Além disso, quem se cobra demais tende a procrastinar por medo de errar, mesmo sabendo o que precisa fazer. Relacionamentos pessoais também podem ser afetados, pois elogios são recebidos com desconfiança, e a pessoa pode passar a exigir dos outros o mesmo nível de perfeição, gerando conflitos, distanciamento e dificuldade em pedir ajuda.

Conteúdo do canal Augusto Cury, com mais de 1.5 milhões de inscritos e cerca de 322 mil de visualizações, reunindo vídeos sobre comportamento, emoções e padrões mentais que aparecem na vida de muita gente:

Como lidar com a cobrança interna e desenvolver uma relação mais saudável consigo mesmo?

Profissionais de saúde mental costumam trabalhar com estratégias para flexibilizar esse padrão rígido de cobrança. Uma delas é identificar pensamentos automáticos, como “não foi bom o suficiente” ou “qualquer erro estraga tudo”, e questionar a validade dessas ideias, substituindo julgamentos absolutos por avaliações mais equilibradas e realistas.

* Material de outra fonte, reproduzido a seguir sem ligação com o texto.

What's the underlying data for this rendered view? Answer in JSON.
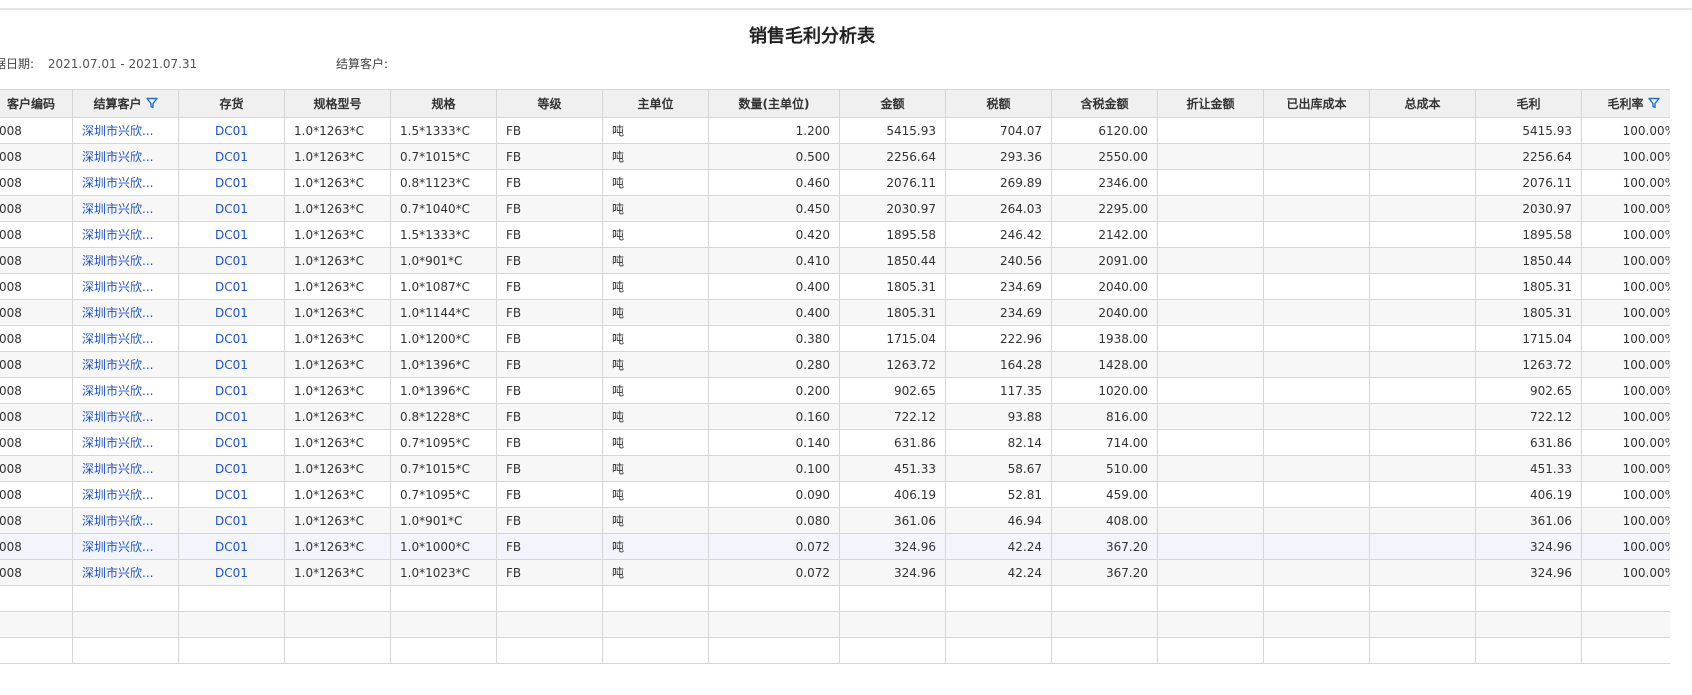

Na rotina, algumas práticas simples podem ajudar a construir uma visão menos punitiva sobre o próprio desempenho e inserir o erro como parte natural do aprendizado. Abaixo estão alguns exemplos de atitudes recomendadas por psicólogos para apoiar esse processo de mudança:

  • Reconhecimento de acertos: observar e registrar resultados positivos, por menores que pareçam.
  • Revisão de padrões: avaliar se as metas estabelecidas são realistas e ajustá-las quando necessário.
  • Reflexão guiada: conversar com um profissional sobre crenças rígidas e experiências marcantes do passado.
  • Cuidados diários: incluir descanso, lazer e limites claros para o trabalho e estudos.

Quando buscar ajuda profissional para a autocobrança excessiva?

É recomendável buscar acompanhamento psicológico quando a cobrança interna começa a comprometer o sono, o humor, os relacionamentos ou o desempenho diário. Sinais como cansaço constante, sensação de nunca ser suficiente e dificuldade em reconhecer qualquer conquista indicam que o padrão pode estar se tornando prejudicial.

Ao compreender o que a psicologia diz sobre quem se cobra mesmo quando acerta, torna-se possível enxergar esse comportamento não apenas como exigência pessoal, mas como um conjunto de padrões que podem ser identificados, questionados e gradualmente ajustados. Com apoio adequado e práticas consistentes, é possível construir uma relação mais respeitosa, realista e compassiva com o próprio desempenho.